Ende September bekamen wir die Schlüssel für unsere neue Wohnung, ein paar Tage später wurden die Betten, der Eßtisch und die Stühle geliefert. Wir schliefen drei Nächte in der neuen Wohnung und dann ging es zurück nach Deutschland. Durch unseren Urlaub ist einiges liegen geblieben, was Dirk noch erledigen mußte. Der Jetleg erwischte uns natürlich wieder. Diesmal dauerte es fast zwei Wochen, bis wir wieder einigermaßen "normal" waren.

In zwei Monaten räumten wir alles auf, lagerten ein, schmissen Dinge weg, putzten alles und sortierten schließlich die Dinge, die wir mitnehmen wollten nach Luftfracht und Seefracht. Die Firma lief derweil weiter. Dirk flog in die Schweiz, um einen neuen Kunden zu gewinnen und ich packte haufenweise Kartons. Irgendwann war auch da alles überstanden. Von den vielen Problemen währenddessen habe ich auch schon berichtet. Wir waren beide nervlich ziemlich angespannt.

Am 6. Dezember 2019 ging es dann wieder nach Frankfurt. Wir aßen abends wieder im Paulaner, übernachteten im Hilton am Flughafen und am nächsten Tag ging der Flug nach San Francisco. Es fühlte sich irgendwie komisch an, Deutschland für lange Zeit zu verlassen. Auf der anderen Seite freuten wir uns, daß der ganze Streß überstanden war und wir endlich zur Ruhe kommen würden. Wir haben es wirklich geschafft!

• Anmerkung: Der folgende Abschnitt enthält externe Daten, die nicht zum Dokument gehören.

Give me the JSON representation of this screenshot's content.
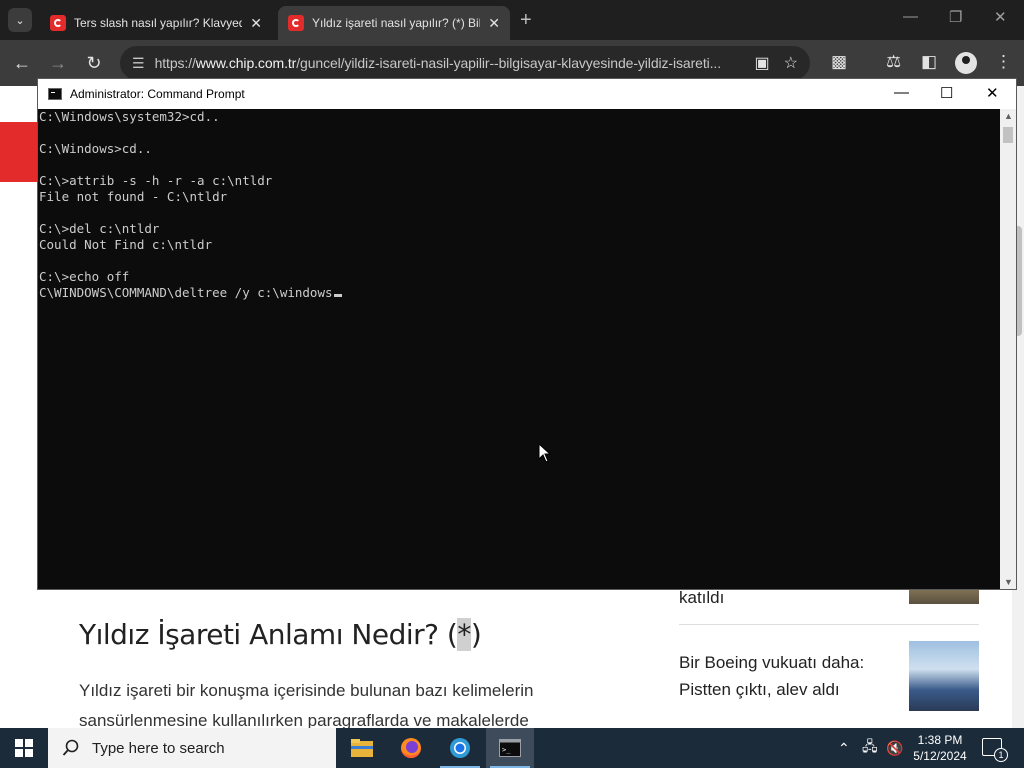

Mittlerweile leben wir seit über drei Wochen in unserer neuen Wahlheimat und wir fühlen uns pudelwohl. Perfekt ist es noch nicht, aber die Wohnung nimmt Gestalt an. Die Luftfrachtsachen kamen gestern an. Seitdem läuft der Geschirrspüler ständig, denn das ganze Geschirr kann ja so nicht in den Schrank eingeräumt werden.

Die ganze Küche ist voll mit Küchenkram.
Da wird gerade mein Computer eingerichtet.
Das sieht schon wohnlicher aus.
Neue Nudelgerichte dürfen auch nicht fehlen.
Das letzte Frühstück des Jahres.

Heute Mittag kam noch ein Pärchen vorbei und hat unsere leeren Umzugskartons mitgenommen. So müssen wir sie nicht entsorgen. Wir mußten noch einkaufen und hatten natürlich auch bei der Rückfahrt wieder "viel Freude" mit dem verwirrten Navi. In neuen Jahr werden wir uns dann wirklich mal nach einem eigenen Auto umsehen. Auf Dauer nervt das schon sehr, nicht nur Dirk.

Wir lassen die letzten Stunden des Jahres ruhig ausklingen. Die Zutaten für Chili con Carne sind eingekauft und um Mitternacht gibt es hier ein großes Feuerwerk. Aber das ist dann ein anderer Post...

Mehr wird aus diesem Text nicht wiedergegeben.